The Fontenay-aux-Roses research centre will be decommissioned in around 2010. In view of this decision and the accompanying clean-up operations, the CEA is preparing to group its nuclear activities in the Fort part of the installation, which presupposes modification of the existing BNI perimeters , a process which has already been started. The final shutdown, decommissioning and perimeter modification application dossier for the basic nuclear installations at the Fontenay-aux-Roses centre was sent to the ASN in December 2003. A public inquiry from May to June 2004 was carried out accordingly.
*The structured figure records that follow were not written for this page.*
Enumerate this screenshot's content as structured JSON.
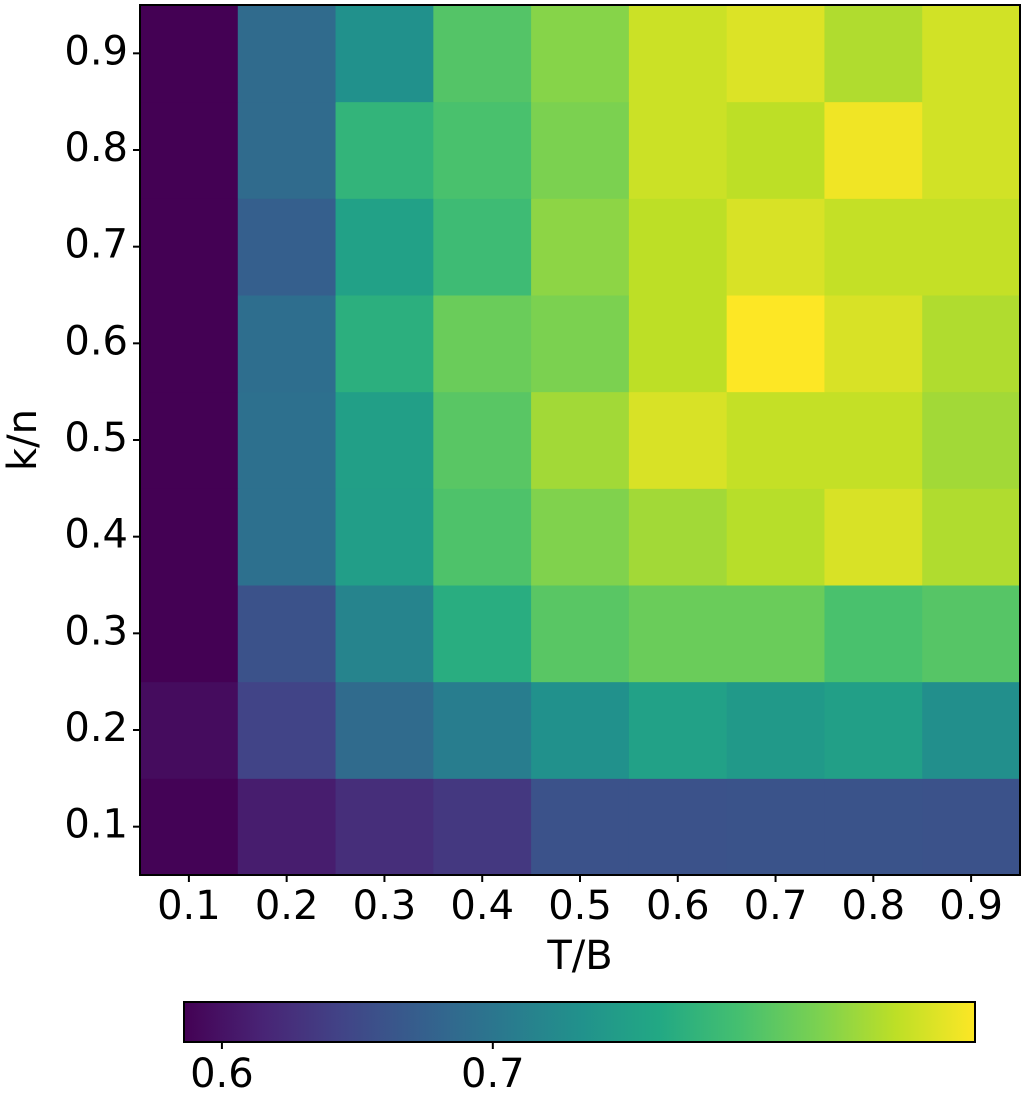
{
  "chart_data": {
    "type": "heatmap",
    "x_label": "T/B",
    "y_label": "k/n",
    "x": [
      0.1,
      0.2,
      0.3,
      0.4,
      0.5,
      0.6,
      0.7,
      0.8,
      0.9
    ],
    "y": [
      0.1,
      0.2,
      0.3,
      0.4,
      0.5,
      0.6,
      0.7,
      0.8,
      0.9
    ],
    "values": [
      [
        0.588,
        0.609,
        0.624,
        0.633,
        0.659,
        0.659,
        0.661,
        0.661,
        0.659
      ],
      [
        0.595,
        0.644,
        0.688,
        0.709,
        0.732,
        0.752,
        0.742,
        0.75,
        0.73
      ],
      [
        0.586,
        0.659,
        0.717,
        0.767,
        0.802,
        0.811,
        0.811,
        0.793,
        0.8
      ],
      [
        0.586,
        0.694,
        0.748,
        0.796,
        0.822,
        0.837,
        0.846,
        0.861,
        0.843
      ],
      [
        0.586,
        0.694,
        0.75,
        0.802,
        0.837,
        0.861,
        0.852,
        0.852,
        0.837
      ],
      [
        0.586,
        0.691,
        0.77,
        0.811,
        0.82,
        0.849,
        0.878,
        0.861,
        0.843
      ],
      [
        0.586,
        0.674,
        0.752,
        0.785,
        0.828,
        0.849,
        0.861,
        0.852,
        0.852
      ],
      [
        0.586,
        0.688,
        0.776,
        0.793,
        0.82,
        0.855,
        0.849,
        0.872,
        0.858
      ],
      [
        0.586,
        0.688,
        0.732,
        0.799,
        0.825,
        0.855,
        0.863,
        0.843,
        0.858
      ]
    ],
    "colormap": "viridis",
    "colorbar_lim": [
      0.586,
      0.878
    ],
    "colorbar_ticks": [
      0.6,
      0.7
    ]
  }
}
The approval process of the draft decrees which should lead to the creation of two BNIs in place of the four original BNIs mentioned above are still following their course.

Radioactive effluent and solid waste treatment station and solid waste interim storage station (also see chapter 13)

Despite the closure of some workshops (incineration, evaporation), the Radioactive effluent and solid waste treatment station (BNI 34) continues to evacuate radioactive effluent from the site and to treat solid waste, in particular as part of the site decommissioning operations. BNI 34 also stores effluent from past practices, for which the disposal channel is not yet operational. The solid waste interim storage station (BNI 73) stores irradiating drums in decay pits, pending removal, and provides interim storage of low and very low level waste drums waiting for shipment to a repository. BNI 73 is carrying on the removal of the irradiating drums of solid waste from the decay pits. Shutdown of these BNIs is included in the decommissioning dossier for the CEA's Fontenay-aux-Roses site.

Plutonium chemistry laboratory (LCPu)

Until July 1995, the plutonium chemistry laboratory (LCPu) at the CEA Centre in Fontenay-aux-Roses was used for research and development work on spent fuel reprocessing and waste treatment methods.

Final shutdown of this installation began in July 1995 and is continuing pending the publication of the final shutdown and decommissioning order for the entire Fontenay-aux-Roses site. This will involve recovering, processing and removing the radioactive materials present in the installation.

The Petrus high-level tanks were characterised in June 2004, confirming that their content was indeed liquid. The operations to empty these tanks were approved by an internal authorisation in 2005. This work will be carried out in 2006.

Laboratory for plutonium-based fuel studies

This radio-metallurgical laboratory, located on the CEA site at Fontenay-aux-Roses, comprised two units, RM1 and RM2, located in two separate buildings. The activities of the spent fuel analysis laboratory ended in 1984.

Cleanup operations took place from 1991 to 1995.

In 1999, the CEA provided an end-of-cleanup report for the RM1 part and a more detailed decontamination plan for the RM2 part. The CEA sent the ASN a clean-up report concerning the floor in the filters room as experience feedback. Decommissioning will be regulated by a common decommissioning order covering the CEA site at Fontenay-aux-Roses (see previous point).